Blevins wrote Give Your Heart to the Hawks: A Tribute to the Mountain Men. That book and Ted Franklin Belue’s The Hunters of Kentucky (which was also influenced by Hawks) shaped the tone and format of my own book and this blog. I wrote back in 2012:
Back when I was a mere stripling I spent hours trolling the shelves of Bob’s Valley Bookstore in the old hometown. It was there that I first saw the Frazetta covers on the old Conan paperbacks I would soon steal from my brother (OK, he let me read them). The racks held all kinds of pulpy goodness, like John Benteen’s Sundance books.
And there I saw a paperback with a picture of a buckskinned man on horseback, rifle cradled in his left arm, riding down a rocky slope (it was done by the Western artist Frank McCarthy, whose work appeared in a whole bunch of Louis L’Amour calendars). The title was “Give Your Heart to the Hawks: A Tribute to the Mountain Men.” The author was Winfred Blevins.
Now, back then, I didn’t know much at all about the mountain men or the Rocky Mountain West. I knew a great deal about the Kentucky frontiersmen of the late 18th Century, and I knew plenty about the post-Civil War Wild West, but everything in between was pretty much a blank space on the map. I’d seen “Jeremiah Johnson” (the first movie I saw in a theater), but I was just seven or so and I didn’t follow up.

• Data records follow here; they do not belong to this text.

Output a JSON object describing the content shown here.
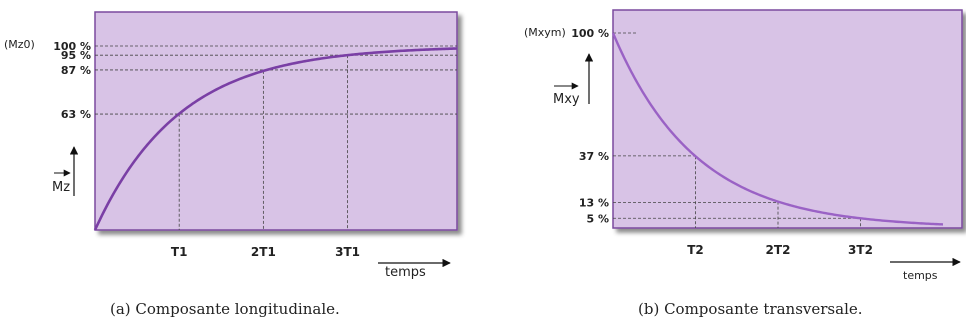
{
  "chart_data": [
    {
      "type": "line",
      "caption": "(a)  Composante longitudinale.",
      "ylabel": "Mz",
      "y_top_label": "(Mz0)",
      "xlabel": "temps",
      "x_tick_labels": [
        "T1",
        "2T1",
        "3T1"
      ],
      "x_ticks": [
        1,
        2,
        3
      ],
      "y_tick_labels": [
        "100 %",
        "95 %",
        "87 %",
        "63 %"
      ],
      "y_ticks": [
        100,
        95,
        87,
        63
      ],
      "xlim": [
        0,
        4.3
      ],
      "ylim": [
        0,
        100
      ],
      "colors": {
        "background": "#d8c3e6",
        "curve": "#7a3fa5",
        "border": "#7a4a9e"
      }
    },
    {
      "type": "line",
      "caption": "(b)  Composante transversale.",
      "ylabel": "Mxy",
      "y_top_label": "(Mxym)",
      "xlabel": "temps",
      "x_tick_labels": [
        "T2",
        "2T2",
        "3T2"
      ],
      "x_ticks": [
        1,
        2,
        3
      ],
      "y_tick_labels": [
        "100 %",
        "37 %",
        "13 %",
        "5 %"
      ],
      "y_ticks": [
        100,
        37,
        13,
        5
      ],
      "xlim": [
        0,
        4.0
      ],
      "ylim": [
        0,
        100
      ],
      "colors": {
        "background": "#d8c3e6",
        "curve": "#9a62c5",
        "border": "#7a4a9e"
      }
    }
  ]
}
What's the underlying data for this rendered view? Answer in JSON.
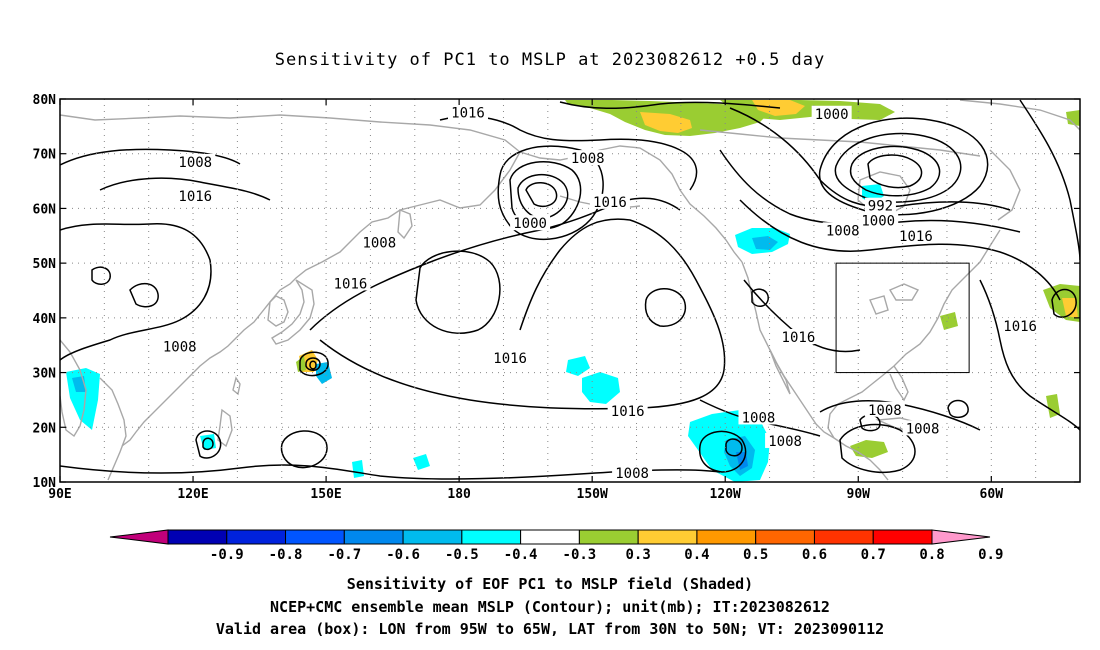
{
  "title": "Sensitivity of PC1 to MSLP at 2023082612 +0.5 day",
  "colors": {
    "coast": "#a8a8a8",
    "contour": "#000000",
    "grid": "#888888"
  },
  "map": {
    "lat_labels": [
      "80N",
      "70N",
      "60N",
      "50N",
      "40N",
      "30N",
      "20N",
      "10N"
    ],
    "lon_labels": [
      "90E",
      "120E",
      "150E",
      "180",
      "150W",
      "120W",
      "90W",
      "60W"
    ],
    "lon_range": [
      90,
      320
    ],
    "lat_range": [
      10,
      80
    ]
  },
  "contour_labels": [
    {
      "text": "1016",
      "lon": 182,
      "lat": 77.5
    },
    {
      "text": "1000",
      "lon": 264,
      "lat": 77.3
    },
    {
      "text": "1008",
      "lon": 120.5,
      "lat": 68.5
    },
    {
      "text": "1008",
      "lon": 209,
      "lat": 69.2
    },
    {
      "text": "1016",
      "lon": 120.5,
      "lat": 62.3
    },
    {
      "text": "992",
      "lon": 275,
      "lat": 60.5
    },
    {
      "text": "1016",
      "lon": 214,
      "lat": 61.2
    },
    {
      "text": "1000",
      "lon": 274.5,
      "lat": 57.8
    },
    {
      "text": "1000",
      "lon": 196,
      "lat": 57.3
    },
    {
      "text": "1008",
      "lon": 266.5,
      "lat": 56
    },
    {
      "text": "1016",
      "lon": 283,
      "lat": 55
    },
    {
      "text": "1008",
      "lon": 162,
      "lat": 53.8
    },
    {
      "text": "1016",
      "lon": 155.5,
      "lat": 46.3
    },
    {
      "text": "1016",
      "lon": 306.5,
      "lat": 38.5
    },
    {
      "text": "1016",
      "lon": 256.5,
      "lat": 36.5
    },
    {
      "text": "1008",
      "lon": 117,
      "lat": 34.8
    },
    {
      "text": "1016",
      "lon": 191.5,
      "lat": 32.7
    },
    {
      "text": "1016",
      "lon": 218,
      "lat": 23
    },
    {
      "text": "1008",
      "lon": 276,
      "lat": 23.2
    },
    {
      "text": "1008",
      "lon": 247.5,
      "lat": 21.8
    },
    {
      "text": "1008",
      "lon": 284.5,
      "lat": 19.8
    },
    {
      "text": "1008",
      "lon": 253.5,
      "lat": 17.5
    },
    {
      "text": "1008",
      "lon": 219,
      "lat": 11.6
    }
  ],
  "colorbar": {
    "labels": [
      "-0.9",
      "-0.8",
      "-0.7",
      "-0.6",
      "-0.5",
      "-0.4",
      "-0.3",
      "0.3",
      "0.4",
      "0.5",
      "0.6",
      "0.7",
      "0.8",
      "0.9"
    ],
    "colors": [
      "#c1007a",
      "#0000b3",
      "#0022dd",
      "#0055ff",
      "#0088ee",
      "#00bbee",
      "#00ffff",
      "#ffffff",
      "#9acd32",
      "#ffcc33",
      "#ff9900",
      "#ff6600",
      "#ff3300",
      "#ff0000",
      "#ff99cc"
    ]
  },
  "valid_box": {
    "lon_min": 265,
    "lon_max": 295,
    "lat_min": 30,
    "lat_max": 50
  },
  "captions": [
    "Sensitivity of EOF PC1 to MSLP field (Shaded)",
    "NCEP+CMC ensemble mean MSLP (Contour); unit(mb); IT:2023082612",
    "Valid area (box): LON from 95W to 65W, LAT from 30N to 50N; VT: 2023090112"
  ]
}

Anyway, “Hawks” intrigued the hell out of me and I hied off to the library and tracked the book down — and devoured it in great big juicy chunks, like a mountain man feasting on a buffalo. Stories of legendary proportions, told in a colloquial style that felt like they were being told around a campfire. John Colter’s run from the Blackfeet; Hugh Glass’ epic survival crawl after being mauled by a griz and left for dead; cat-and-mouse with the Blackfeet…
Blevins wrote a really strong series of Mountain Man novels, most of which I’ve read and enjoyed. He struck a spark off of the flint and steel of history and folklore, and he kindled a young boys dreams. I raise a horn to Win Blevins and hope he’s in the land of fine beaver streams and fat cow buffler.